The Currier published a detailed account of the building of the Kalil House by Michael K. Komanecky in its Bulletin in 1994. There, he quotes Mildred Kalil’s initial request to Wright on July 1, 1954: “We are great admirers of your principles of architecture and would be so grateful if you would create a house for us.” Wright eventually replied, proposing an Automatic, which somewhat surprised the Kalils, who were expecting a design more akin to the Zimmermans’; but they wrote back in March 1955: “We are delighted with our Usonian Automatic and only wish we had time to build it with our own hands!”
Indeed, as Alan Chong, the Currier’s director, tells us: “The Usonian Automatic design, developed by Wright in 1949, rested on the concept that concrete could be cast anywhere, and that the houses could be constructed by the owners with a little help. In fact, this proved to be impossible, as concrete required a lot of care, the designs needed to be altered for specific sites, and so forth. The Kalils worked closely with a Wright assistant, Morton Delson, to incorporate their wishes.
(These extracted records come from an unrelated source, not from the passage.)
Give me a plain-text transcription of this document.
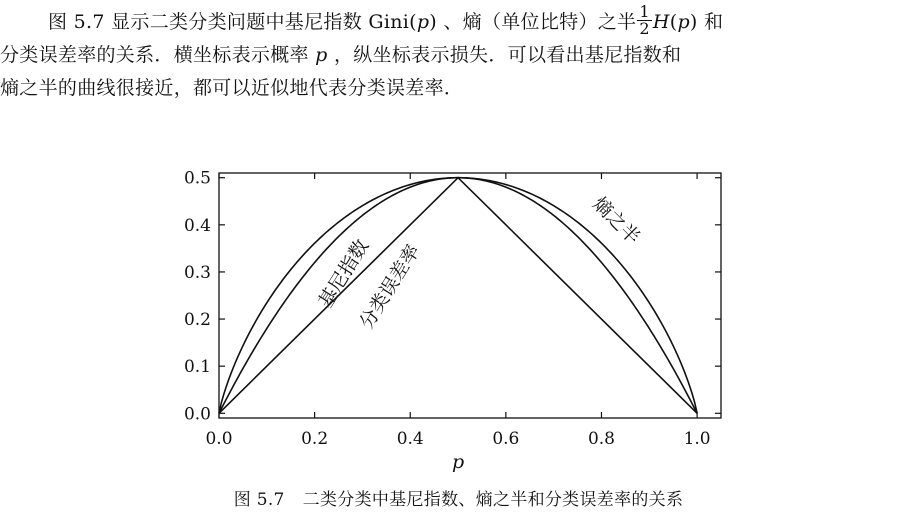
图 5.7 显示二类分类问题中基尼指数 Gini(p) 、熵（单位比特）之半 $\frac{1}{2} H(p)$ 和
分类误差率的关系．横坐标表示概率 p ，纵坐标表示损失．可以看出基尼指数和
熵之半的曲线很接近，都可以近似地代表分类误差率．
0.0	0.2	0.4	0.6	0.8	1.0
0.0
0.1
0.2
0.3
0.4
0.5
p
基尼指数
分类误差率
熵之半
图 5.7 二类分类中基尼指数、熵之半和分类误差率的关系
A local concrete contractor, Camillo Palermo, cast the concrete blocks using a high-pressure system that produced highly durable blocks.”
Chong reports that the Kalil House remains in remarkably good and original condition, so, after minor repairs, should be ready for tours when the Currier, which closes during the winter months, reopens in April.
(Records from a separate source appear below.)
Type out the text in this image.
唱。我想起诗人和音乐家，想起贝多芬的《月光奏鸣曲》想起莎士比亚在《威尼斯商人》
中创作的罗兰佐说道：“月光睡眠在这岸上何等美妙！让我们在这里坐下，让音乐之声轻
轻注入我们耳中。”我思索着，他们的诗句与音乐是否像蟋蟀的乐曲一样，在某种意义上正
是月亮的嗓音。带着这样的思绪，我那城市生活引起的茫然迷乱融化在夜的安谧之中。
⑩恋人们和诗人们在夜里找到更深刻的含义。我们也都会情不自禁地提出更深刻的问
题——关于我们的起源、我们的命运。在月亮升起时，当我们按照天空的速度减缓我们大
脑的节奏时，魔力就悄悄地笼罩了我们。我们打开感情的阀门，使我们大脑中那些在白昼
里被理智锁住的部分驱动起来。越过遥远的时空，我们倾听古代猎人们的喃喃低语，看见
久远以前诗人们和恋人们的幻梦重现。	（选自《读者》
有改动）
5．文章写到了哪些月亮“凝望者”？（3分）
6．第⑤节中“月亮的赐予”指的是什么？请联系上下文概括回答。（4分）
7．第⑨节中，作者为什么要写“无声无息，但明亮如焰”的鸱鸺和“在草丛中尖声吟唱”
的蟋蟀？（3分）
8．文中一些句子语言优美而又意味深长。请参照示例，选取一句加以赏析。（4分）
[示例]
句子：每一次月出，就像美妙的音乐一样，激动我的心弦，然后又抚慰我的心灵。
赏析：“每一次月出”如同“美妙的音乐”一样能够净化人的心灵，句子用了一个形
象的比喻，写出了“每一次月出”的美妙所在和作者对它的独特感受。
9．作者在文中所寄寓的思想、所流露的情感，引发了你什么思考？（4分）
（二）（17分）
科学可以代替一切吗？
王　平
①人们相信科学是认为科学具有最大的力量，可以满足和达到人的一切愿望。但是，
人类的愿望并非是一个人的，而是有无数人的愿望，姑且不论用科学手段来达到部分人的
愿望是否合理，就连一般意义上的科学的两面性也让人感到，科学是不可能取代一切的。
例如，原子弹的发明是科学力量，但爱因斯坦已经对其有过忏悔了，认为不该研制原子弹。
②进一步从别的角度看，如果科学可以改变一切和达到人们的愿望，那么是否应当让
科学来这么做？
Chong goes on: “Both the Kalil and Zimmerman houses are two-bedroom and two-bath in scale, and indeed they stand on the same street. They are, however, very different in character. Warm cypress wood predominates in the Zimmerman House, which has expansive windows and folding doors that give on the garden. In contrast, the Kalil House is constructed from concrete blocks, its largest window is a vast grid composed of small concrete blocks that filter light in a distinctive manner. Our public tours will emphasize the comparisons and contrasts between the houses, allowing the public to directly experience the differences in space, light, and materials for themselves.”
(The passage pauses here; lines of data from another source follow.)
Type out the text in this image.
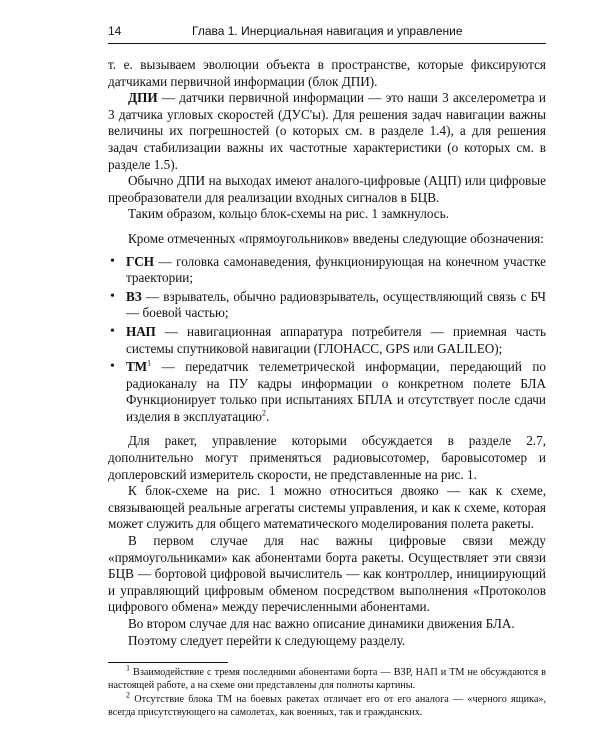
14	Глава 1. Инерциальная навигация и управление

т. е. вызываем эволюции объекта в пространстве, которые фиксируются датчиками первичной информации (блок ДПИ).

ДПИ — датчики первичной информации — это наши 3 акселерометра и 3 датчика угловых скоростей (ДУС'ы). Для решения задач навигации важны величины их погрешностей (о которых см. в разделе 1.4), а для решения задач стабилизации важны их частотные характеристики (о которых см. в разделе 1.5).

Обычно ДПИ на выходах имеют аналого-цифровые (АЦП) или цифровые преобразователи для реализации входных сигналов в БЦВ.

Таким образом, кольцо блок-схемы на рис. 1 замкнулось.

Кроме отмеченных «прямоугольников» введены следующие обозначения:

• ГСН — головка самонаведения, функционирующая на конечном участке траектории;
• ВЗ — взрыватель, обычно радиовзрыватель, осуществляющий связь с БЧ — боевой частью;
• НАП — навигационная аппаратура потребителя — приемная часть системы спутниковой навигации (ГЛОНАСС, GPS или GALILEO);
• $ТМ^1$ — передатчик телеметрической информации, передающий по радиоканалу на ПУ кадры информации о конкретном полете БЛА Функционирует только при испытаниях БПЛА и отсутствует после сдачи изделия в эксплуатацию$^2$.

Для ракет, управление которыми обсуждается в разделе 2.7, дополнительно могут применяться радиовысотомер, баровысотомер и доплеровский измеритель скорости, не представленные на рис. 1.

К блок-схеме на рис. 1 можно относиться двояко — как к схеме, связывающей реальные агрегаты системы управления, и как к схеме, которая может служить для общего математического моделирования полета ракеты.

В первом случае для нас важны цифровые связи между «прямоугольниками» как абонентами борта ракеты. Осуществляет эти связи БЦВ — бортовой цифровой вычислитель — как контроллер, инициирующий и управляющий цифровым обменом посредством выполнения «Протоколов цифрового обмена» между перечисленными абонентами.

Во втором случае для нас важно описание динамики движения БЛА.

Поэтому следует перейти к следующему разделу.

$^1$ Взаимодействие с тремя последними абонентами борта — ВЗР, НАП и ТМ не обсуждаются в настоящей работе, а на схеме они представлены для полноты картины.

$^2$ Отсутствие блока ТМ на боевых ракетах отличает его от его аналога — «черного ящика», всегда присутствующего на самолетах, как военных, так и гражданских.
In addition, the two houses offer the opportunity to explore other aspects of our architectural history, from the growth of the suburbs to increasing interest in innovation in the postwar period. Moreover, as Chong observes: “The Zimmermans and Kalils share some interesting similarities: as physicians, they had the resources to commission and build imaginative new residences on the outskirts of an architecturally conservative town. Lucille Zimmerman and Mildred Kalil played dominant roles in selecting Wright as architect and refining the designs to their requirements, suggesting the wider role of women in domestic architecture. And, finally, that Toufic Kalil and Isidore Zimmerman were the children of immigrants opens yet another chapter in the making of the American architectural dream.”